In Gaelic legend there was an era called An Aois Òg (The Young Age) when the Earth was far different from what it is today, and land bridges existed across oceans. The fact that this concept is close to geological reality is something that I find quite staggering.
On Hiort, Taigh na Bana-Ghaisgich (The Heroine’s House) is situated close to the Well of Virtues in the Gleann Mòr on the North-West of the main island. It was later known as the Àirigh Mhòr where the women resided in summer whilst tending the cattle. According to a legend of Hiort, the building was the home of the Bana-Ghaisgeach (Heroic Woman) who in the Young Age went hunting deer on horseback over a plateau that stretched from Hiort, forty-odd miles across the ocean, to link with Harris.
I love this grand legend – it immediately conjures up visions of this heroic woman who, if she and her companions could scale monumental sea cliffs, would think nothing of galloping on horseback over a plateau of her own creation to hunt large creatures never seen on Hiort. I see her dressed in gold and green to command these creatures of the Harris hills and she surely would bring with her some strong ropes, as these have always been essential to survival on Hiort.
Early ropes were made from carefully prepared hide. It required a great deal of skill to cut a single long strip, beginning from the outside and cutting deiseal (clockwise), spiralling precisely to the centre. Three of these strips were then plaited together before the whole length was enclosed in a peilid (sheepskin). The most precious heirloom a father could bequeath his son or daughter was his rope, which was considered worth at least two of Hiort’s very best cattle.
I made the Heroine’s ropes by twisting my Hebridean yarn of Golden Plover, Lapwing, Bogbean and Machair. I made sure I did this clockwise and to enclose them, I knitted and felted a cover in my Celtic key and knot pattern, which I then secured with a rope decorated with felted beads embroidered with antler and eternal knot designs. Her costume will begin to form from this beginning.
The legendary Heroine hunted in the deer forests of Harris. Although areas of Lewis and Harris are still known as deer forests, there have been no great forests in the islands since the ice-age changed the landscape thousands of years ago.
Hiort was untouched by the ice sheets, but no trees or shrubs have ever grown there. Seeing a tree for the first time was as exotic an experience for a St Kildan as anything unknown to them on earth. It is a great irony that when the islanders were evacuated in 1930 those that were settled in Morven, Argyll were given employment with the Forestry Commission, planting trees. For the most part, their only experience of trees was in the wood of their few boats and driftwood cast ashore, which they put to any number of uses, such as this cleit lintel made of a magnificent chunk of driftwood. I can imagine that they might have dreamt of the huge tree that it came from.

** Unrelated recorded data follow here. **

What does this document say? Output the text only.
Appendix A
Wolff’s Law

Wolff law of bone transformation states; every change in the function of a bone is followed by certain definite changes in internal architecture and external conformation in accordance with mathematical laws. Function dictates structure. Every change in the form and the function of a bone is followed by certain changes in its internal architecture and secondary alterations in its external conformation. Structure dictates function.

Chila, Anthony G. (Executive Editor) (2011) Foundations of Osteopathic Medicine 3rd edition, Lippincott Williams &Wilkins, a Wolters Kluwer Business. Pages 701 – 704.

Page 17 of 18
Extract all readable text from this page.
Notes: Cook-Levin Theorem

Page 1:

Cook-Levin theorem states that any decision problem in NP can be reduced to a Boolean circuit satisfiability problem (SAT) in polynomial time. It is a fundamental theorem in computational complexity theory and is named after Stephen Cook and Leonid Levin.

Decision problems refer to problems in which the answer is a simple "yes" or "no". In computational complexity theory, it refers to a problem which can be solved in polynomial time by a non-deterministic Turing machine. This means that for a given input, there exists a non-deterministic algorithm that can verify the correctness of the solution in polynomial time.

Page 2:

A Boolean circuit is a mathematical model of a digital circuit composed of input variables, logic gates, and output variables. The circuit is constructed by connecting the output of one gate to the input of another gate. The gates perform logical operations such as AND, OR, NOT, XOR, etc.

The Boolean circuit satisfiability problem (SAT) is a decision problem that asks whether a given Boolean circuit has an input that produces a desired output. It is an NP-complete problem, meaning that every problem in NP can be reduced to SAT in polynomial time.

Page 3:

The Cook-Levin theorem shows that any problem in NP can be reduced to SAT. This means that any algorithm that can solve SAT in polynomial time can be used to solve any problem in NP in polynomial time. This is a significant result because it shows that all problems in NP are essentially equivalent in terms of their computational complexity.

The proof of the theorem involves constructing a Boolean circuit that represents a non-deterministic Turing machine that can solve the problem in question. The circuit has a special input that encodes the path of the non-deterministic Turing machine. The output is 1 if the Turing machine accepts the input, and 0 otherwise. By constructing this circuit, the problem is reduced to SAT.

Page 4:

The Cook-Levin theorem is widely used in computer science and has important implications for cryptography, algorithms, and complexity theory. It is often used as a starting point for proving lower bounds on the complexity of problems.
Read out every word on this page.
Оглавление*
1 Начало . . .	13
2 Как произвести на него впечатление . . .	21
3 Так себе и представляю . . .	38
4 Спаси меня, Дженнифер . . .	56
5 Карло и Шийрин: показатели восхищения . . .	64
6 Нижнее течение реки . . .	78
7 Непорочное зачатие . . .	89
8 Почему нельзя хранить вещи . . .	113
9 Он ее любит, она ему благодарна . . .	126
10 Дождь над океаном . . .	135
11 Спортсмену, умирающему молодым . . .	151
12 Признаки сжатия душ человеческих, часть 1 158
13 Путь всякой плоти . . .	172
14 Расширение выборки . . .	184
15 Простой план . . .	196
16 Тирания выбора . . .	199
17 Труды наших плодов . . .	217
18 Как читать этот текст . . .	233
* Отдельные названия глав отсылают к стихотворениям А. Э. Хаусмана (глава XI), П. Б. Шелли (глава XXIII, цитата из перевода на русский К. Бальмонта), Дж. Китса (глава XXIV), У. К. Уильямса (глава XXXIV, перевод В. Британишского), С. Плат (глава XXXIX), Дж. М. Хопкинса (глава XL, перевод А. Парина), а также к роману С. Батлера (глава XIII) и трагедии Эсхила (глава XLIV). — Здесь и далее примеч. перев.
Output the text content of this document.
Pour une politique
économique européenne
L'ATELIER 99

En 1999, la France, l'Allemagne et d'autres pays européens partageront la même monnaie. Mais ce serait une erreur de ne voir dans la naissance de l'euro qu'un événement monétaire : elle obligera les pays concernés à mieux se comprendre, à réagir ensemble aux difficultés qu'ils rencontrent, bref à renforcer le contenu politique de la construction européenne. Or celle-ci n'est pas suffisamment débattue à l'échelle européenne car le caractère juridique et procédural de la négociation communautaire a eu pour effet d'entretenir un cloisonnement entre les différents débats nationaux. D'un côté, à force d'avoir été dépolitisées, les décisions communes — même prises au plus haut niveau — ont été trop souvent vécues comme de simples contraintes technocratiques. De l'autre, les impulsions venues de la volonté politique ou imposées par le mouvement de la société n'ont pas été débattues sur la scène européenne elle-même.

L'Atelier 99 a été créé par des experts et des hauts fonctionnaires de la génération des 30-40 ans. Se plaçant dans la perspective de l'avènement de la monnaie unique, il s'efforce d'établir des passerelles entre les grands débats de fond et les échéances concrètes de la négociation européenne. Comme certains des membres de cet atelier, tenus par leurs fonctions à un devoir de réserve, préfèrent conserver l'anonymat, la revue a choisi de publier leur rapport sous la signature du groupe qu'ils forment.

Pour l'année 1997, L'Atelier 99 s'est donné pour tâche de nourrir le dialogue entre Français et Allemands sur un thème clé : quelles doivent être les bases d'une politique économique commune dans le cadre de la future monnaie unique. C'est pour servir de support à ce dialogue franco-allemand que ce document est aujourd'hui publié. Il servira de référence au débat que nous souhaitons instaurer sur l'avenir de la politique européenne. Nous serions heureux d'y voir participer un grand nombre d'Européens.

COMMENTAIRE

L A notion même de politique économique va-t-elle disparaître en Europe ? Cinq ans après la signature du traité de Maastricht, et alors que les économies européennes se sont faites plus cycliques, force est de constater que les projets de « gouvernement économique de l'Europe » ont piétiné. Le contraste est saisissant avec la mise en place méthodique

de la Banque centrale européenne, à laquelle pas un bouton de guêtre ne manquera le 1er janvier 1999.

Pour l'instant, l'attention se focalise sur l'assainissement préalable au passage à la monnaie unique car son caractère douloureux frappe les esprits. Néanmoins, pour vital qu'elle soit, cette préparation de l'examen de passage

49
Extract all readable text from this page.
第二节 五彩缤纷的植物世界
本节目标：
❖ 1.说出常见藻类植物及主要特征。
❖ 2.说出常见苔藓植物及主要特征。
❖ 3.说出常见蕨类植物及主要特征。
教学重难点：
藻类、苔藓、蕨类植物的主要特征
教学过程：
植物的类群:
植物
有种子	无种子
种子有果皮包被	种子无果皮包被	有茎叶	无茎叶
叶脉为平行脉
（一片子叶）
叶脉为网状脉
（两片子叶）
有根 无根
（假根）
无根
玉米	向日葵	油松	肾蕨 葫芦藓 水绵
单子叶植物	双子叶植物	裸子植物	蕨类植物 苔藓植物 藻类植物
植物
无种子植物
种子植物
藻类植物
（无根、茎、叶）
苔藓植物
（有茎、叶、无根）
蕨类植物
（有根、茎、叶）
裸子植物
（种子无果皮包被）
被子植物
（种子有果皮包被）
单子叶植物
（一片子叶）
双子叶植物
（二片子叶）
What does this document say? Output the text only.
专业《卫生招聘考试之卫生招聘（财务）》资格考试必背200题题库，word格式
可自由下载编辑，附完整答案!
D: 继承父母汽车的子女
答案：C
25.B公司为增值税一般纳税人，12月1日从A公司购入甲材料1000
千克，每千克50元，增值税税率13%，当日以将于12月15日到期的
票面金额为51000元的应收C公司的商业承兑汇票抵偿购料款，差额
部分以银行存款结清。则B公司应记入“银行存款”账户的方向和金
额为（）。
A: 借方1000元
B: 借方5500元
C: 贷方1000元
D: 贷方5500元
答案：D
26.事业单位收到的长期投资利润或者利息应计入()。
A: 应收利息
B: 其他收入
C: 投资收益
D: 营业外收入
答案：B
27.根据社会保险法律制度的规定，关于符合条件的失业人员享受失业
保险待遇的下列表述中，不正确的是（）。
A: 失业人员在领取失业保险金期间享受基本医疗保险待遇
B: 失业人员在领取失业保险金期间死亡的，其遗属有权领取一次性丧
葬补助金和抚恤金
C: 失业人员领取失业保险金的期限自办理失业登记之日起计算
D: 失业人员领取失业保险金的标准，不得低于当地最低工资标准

I made the amulet to represent the legendary deer forest and also to acknowledge the tree as a rare thing of exotic beauty and the source of precious wood.
When she was not hunting, the Heroine would have been the mistress of the hearth in Gleann Mòr. Legend has it that she ran a dairy and this is no doubt rooted in the life of summer pastures where the women and children stayed to look after the cattle. The cows were milked daily and butter and cheese was made throughout the season. The fire was central to living on the àirigh and even on the warmest summer days and nights it was never allowed to go out. It would be banked up with fibrous peat whilst not required for cooking or heating, and should anyone’s fire inadvertently go out, a neighbour could always be relied upon to provide an ember to revive it. Everything was easily shared and this included the bannocks made on a flat iron girdle which was suspended by its semi-circular handle on a hook over the fire. Aran-eòrna (barley bread), aran-coirce (oatcakes) were a staple, and for a special treat aran-cridhe (gingerbread) would be made and gifted to all on the pasture. Though it is highly unlikely that anyone on Hiort in the days of the Heroine would have had ginger to hand, the name aran-cridhe literally translates as heart or courage bread, and I think this term is suited to the legend. I made this knitted sketch in the shape of a girdle-baked courage-bread bannock to celebrate the heroic guardian of the hearth.